セミファイナル フェザー級戦 5分3ラウンド

志田幹
(パンクラスP'sLAB東京)

イヴァン・メンジヴァー
(トリスター・ジム)
3R 5分00秒、判定/0-3
判定:大藪吉郁(29-30)廣戸聡一(28-30)梅木良則(29-30)
■志田幹(63.5kg) セコンド:北岡悟、大場裕司
■イヴァン・メンジヴァー(63.9kg)
レフェリー:岡本浩稔

この試合も大変ヘビーで、ハードな試合となりました。志田選手もメンジヴァー選手も今までの戦歴、実績も、きちんと裏打ちのある選手です。両選手ともにオーソドックスな闘い方をする選手なので、どういう展開になるのか分からない試合でした。両選手共にオールラウンドで闘える選手なので、もう少し色々な展開で闘うのかな、というイメージもありましたが、試合はフルラウンド、終始スタンディングの打撃に殆どのウエイトがかかりました。1ラウンドは全く互角でした。志田選手が細かく入りながら、小さな速いパンチを積み重ね、メンジヴァー選手は少し外側から入ってくる左フック等、フック系に変化を与えながらの攻撃と、入り際、離れ際のパンチコントロールが凄く上手い打撃の応酬でした。序盤、志田選手が打撃の中で、テイクダウンを狙いに行く場面も見られましたが、まだまだメンジヴァー選手の体も切れていましたから、なかなかそれを許さない展開の1ラウンドでした。2ラウンドに入り勝負を分けたのは、中盤のメンジヴァー選手のフックです。これがものの見事に志田選手を捕らえました。志田選手は軽い尻餅気味で倒れ、そこからグラウンドに入り、メンジヴァー選手が強いパウンドを放つ展開となりました。
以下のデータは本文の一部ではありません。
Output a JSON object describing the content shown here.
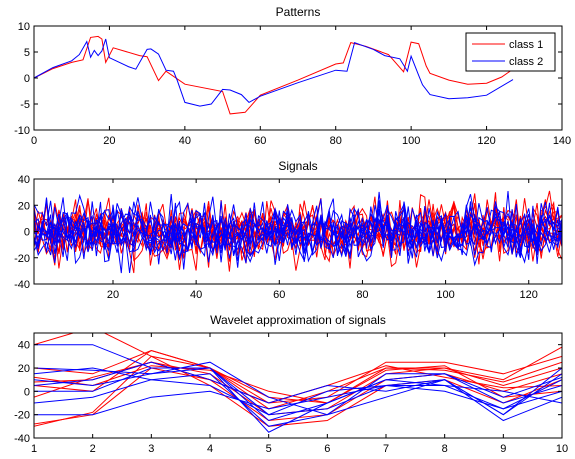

試合後、志田選手と話をした時に、あの時はやはり意識が無くなったそうです。そして少し戻って来た時に、これはまずいと初めて思ったとの事です。その位1発1発の威力と破壊力があります。通常であれば志田選手が技術でテイクダウンを取る部分も、メンジヴァー選手は強い背筋力と脚力で凌ぎ切りました。そういう意味のトータル的なフィジカルの部分も高い水準の選手だなと、メンジヴァー選手は印象付け、2ラウンドのポイントを取りました。志田選手は3ラウンドに巻き返して行きますが、なりませんでした。ただこれは2ラウンドのワンパンチでシーソーゲームが傾いただけなので、総合力に、それだけ差があったという事ではないと思います。私は唯一、メンジヴァー選手に2ポイントを付けています。これは2ラウンド、3ラウンドの攻防の中で、何がポイントかというと、極めに行くという姿勢の中で、更に1本を取って勝ちたい、完全に相手を倒して勝ちたいという気持ちが、ちゃんと技術に裏打ちされて出て来ているところに、私は2ポイント付けました。実力差が2ポイント差あるという事ではありません。この試合の流れに対して2ポイントという事です。2人のクオリティーの高さというのが絡み合っての2ポイント差です。志田選手は怪我上がりの復帰戦という事もありましたが、そういう事を感じさせない、本当に安定した志田選手らしい試合でした。ただ若干いつもに比べたら、足から動いて行くという事が薄れたかもしれません。少しだけ頭から手からというのが見えました。いつもであれば、もっと踏み込みが深く強かったのですが、ちょっとだけ突っ込んでいた部分が見られたところを、改善してもらいたいなと思いました。メンジヴァー選手はクオリティーが高いというのが十分判ったので、フェザー級の水準の高さを見せてくれる様な、次の試合を期待したいなと思います。